Problem
When running a structured streaming job that reads data from a change data capture (CDC) table and joins it with another streaming table, you notice the job initially runs successfully for a few batches but then fails with the following error.
[STREAM_FAILED] Query [id = XXX, runId = XXX] terminated with exception: Job aborted due to stage failure: Task 0 in stage 18.0 failed 4 times, most recent failure: Lost task 0.3 in stage 18.0 (TID 953) (100.XX.YY.112 executor 11): org.apache.spark.sql.execution.streaming.state.StateSchemaNotCompatible: Provided schema doesn't match to the schema for existing state!

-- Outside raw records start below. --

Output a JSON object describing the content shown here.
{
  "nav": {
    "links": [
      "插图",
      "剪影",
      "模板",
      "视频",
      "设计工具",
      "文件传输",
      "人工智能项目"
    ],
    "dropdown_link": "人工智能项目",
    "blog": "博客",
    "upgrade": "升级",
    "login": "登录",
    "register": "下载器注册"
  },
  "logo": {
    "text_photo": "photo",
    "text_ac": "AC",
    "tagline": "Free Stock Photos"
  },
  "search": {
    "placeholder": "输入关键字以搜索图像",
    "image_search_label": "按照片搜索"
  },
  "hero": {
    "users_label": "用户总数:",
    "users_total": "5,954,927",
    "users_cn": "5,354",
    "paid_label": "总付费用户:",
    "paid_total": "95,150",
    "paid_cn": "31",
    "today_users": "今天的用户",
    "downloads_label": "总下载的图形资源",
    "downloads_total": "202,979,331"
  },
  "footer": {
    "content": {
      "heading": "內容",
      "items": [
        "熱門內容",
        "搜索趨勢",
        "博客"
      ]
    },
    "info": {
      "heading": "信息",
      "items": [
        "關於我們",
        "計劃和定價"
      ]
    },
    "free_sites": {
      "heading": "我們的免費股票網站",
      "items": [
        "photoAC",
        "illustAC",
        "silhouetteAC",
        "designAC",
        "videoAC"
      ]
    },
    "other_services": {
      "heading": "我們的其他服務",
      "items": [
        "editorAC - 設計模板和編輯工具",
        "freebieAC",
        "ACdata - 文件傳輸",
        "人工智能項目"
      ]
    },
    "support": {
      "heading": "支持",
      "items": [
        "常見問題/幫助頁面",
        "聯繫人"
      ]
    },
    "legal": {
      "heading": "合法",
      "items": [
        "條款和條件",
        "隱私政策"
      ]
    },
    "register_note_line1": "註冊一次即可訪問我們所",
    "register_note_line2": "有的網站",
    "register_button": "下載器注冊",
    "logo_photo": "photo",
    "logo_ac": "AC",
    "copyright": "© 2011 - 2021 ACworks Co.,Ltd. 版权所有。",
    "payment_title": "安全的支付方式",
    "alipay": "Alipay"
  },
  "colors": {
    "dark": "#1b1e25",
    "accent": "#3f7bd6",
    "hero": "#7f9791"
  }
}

Please note that Spark allow difference of field name: check count of fields and data type of each field. - Provided key schema: StructType(StructField(field0,StringType,true),StructField(index,LongType,true)) - Existing key schema: StructType(StructField(field0,StringType,true),StructField(index,LongType,true)) - Provided value schema: StructType(StructField(c_name_1,StringType,true),StructField(c_name_2,StringType,true),StructField(c_name_3,StringType,true),StructField(c_name_4,StringType,true),StructField(c_name_5,StringType,true),StructField(c_name_6,StringType,true),StructField(c_name_7,StringType,true)) - Existing value schema: StructType(StructField(c_name_1,StringType,false),StructField(c_name_2,StringType,true),StructField(c_name_3,StringType,true),StructField(c_name_4,StringType,true),StructField(c_name_5,StringType,true),StructField(c_name_6,StringType,true),StructField(c_name_7,StringType,true)) If you want to force running query without schema validation, please set spark.sql.streaming.stateStore.stateSchemaCheck to false. Please note running query with incompatible schema could cause indeterministic behavior.
Cause
The provided schema does not match the existing schema for the state. This issue can occur due to schema of the data being read from the CDC table changing over time, causing a schema mismatch with the existing state.
Specifically, there is a change in the nullability of the "c_name_1"
field. It was once `StructField(c_name_1,StringType,false)`
and changed to `StructField(c_name_1,StringType,true)`
.
Solution
Set an Apache Spark configuration to avoid the schema mismatch issues caused by the change in nullable value. When true, the state schema checker does not check the nullability of columns.
- Navigate to your cluster and open the settings.
- Click Advanced options.
- Under the Spark tab, in the Spark config box, enter the following code.
spark.databricks.streaming.stateStore.stateSchemaCheck.ignoreNullCompatibility true
Alternatively, add the previous code in your notebook using the spark.conf.set()
command.
Note
If the input schema previously marked a column as nullable but later changes the column to non-nullable, stateful operators may read older rows from the state store where the column's value is null. This may result in downstream output containing null values for a column that is expected to be non-nullable.